Cette période que nous vivons offre paradoxalement de vrais petits bonheurs. Je vous en propose un aujourd’hui, à vivre chez vous… Car, quand un intelligent et excellent « feel-good movie » à la française, Le retour de Richard 3 par le train de 9H24, qui est à sa façon une allégorie du confinement en famille, s’offre en avant-première à tous les spectateurs connectés jusqu’à la fin de la crise du covid-19, on ne passe surtout pas à côté !

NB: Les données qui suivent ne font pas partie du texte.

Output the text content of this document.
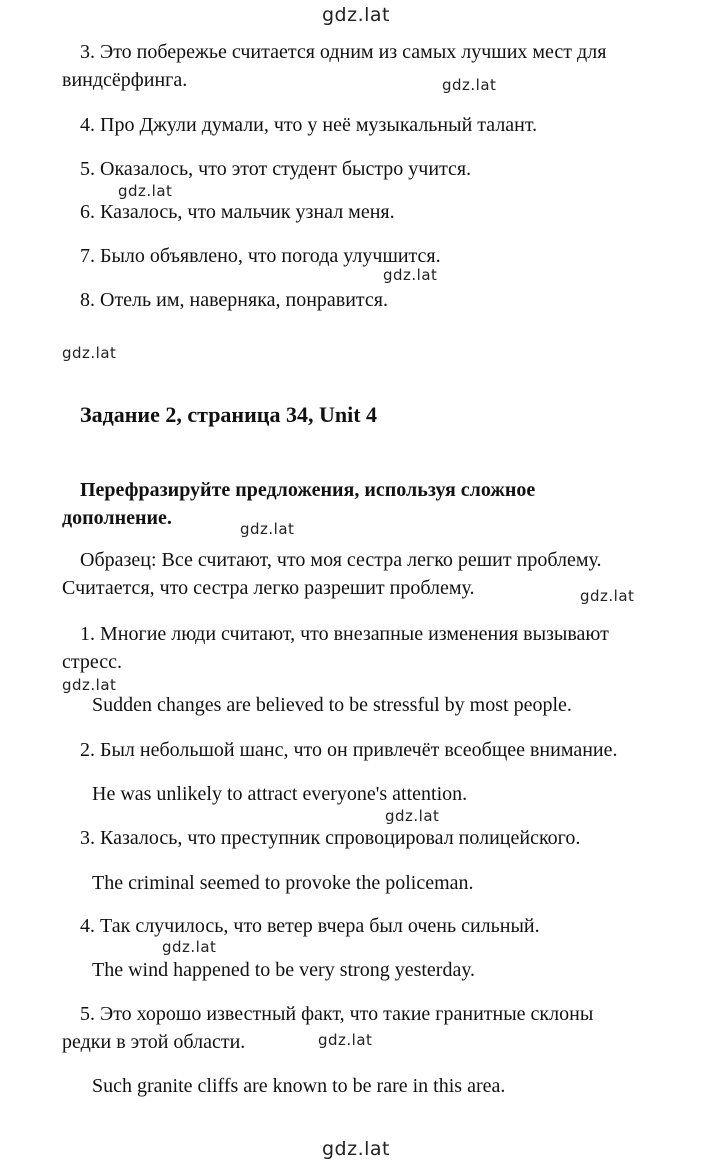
gdz.lat
gdz.lat
gdz.lat
gdz.lat
gdz.lat
gdz.lat
gdz.lat
gdz.lat
gdz.lat
gdz.lat
gdz.lat
gdz.lat
3. Это побережье считается одним из самых лучших мест для
виндсёрфинга.
4. Про Джули думали, что у неё музыкальный талант.
5. Оказалось, что этот студент быстро учится.
6. Казалось, что мальчик узнал меня.
7. Было объявлено, что погода улучшится.
8. Отель им, наверняка, понравится.
Задание 2, страница 34, Unit 4
Перефразируйте предложения, используя сложное
дополнение.
Образец: Все считают, что моя сестра легко решит проблему.
Считается, что сестра легко разрешит проблему.
1. Многие люди считают, что внезапные изменения вызывают
стресс.
Sudden changes are believed to be stressful by most people.
2. Был небольшой шанс, что он привлечёт всеобщее внимание.
He was unlikely to attract everyone's attention.
3. Казалось, что преступник спровоцировал полицейского.
The criminal seemed to provoke the policeman.
4. Так случилось, что ветер вчера был очень сильный.
The wind happened to be very strong yesterday.
5. Это хорошо известный факт, что такие гранитные склоны
редки в этой области.
Such granite cliffs are known to be rare in this area.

Un homme condamné par la médecine engage des comédiens pour jouer sa famille disparue et l’aider à se réconcilier avec elle afin de partir en paix. Philippe-Henry, dit PH, a distribué les rôles et chacun intervient selon des fiches écrites par l’intéressé. Mais à un mot près ou une attitude déviante, le scénario se grippe et chacun improvise, semant le trouble dans la catharsis programmée. À la névrose de cet homme s’ajoute donc celle de ces acteurs qui ne facilitent pas vraiment le chemin de paix que souhaitait emprunter leur commanditaire. Mais sait-on jamais ?…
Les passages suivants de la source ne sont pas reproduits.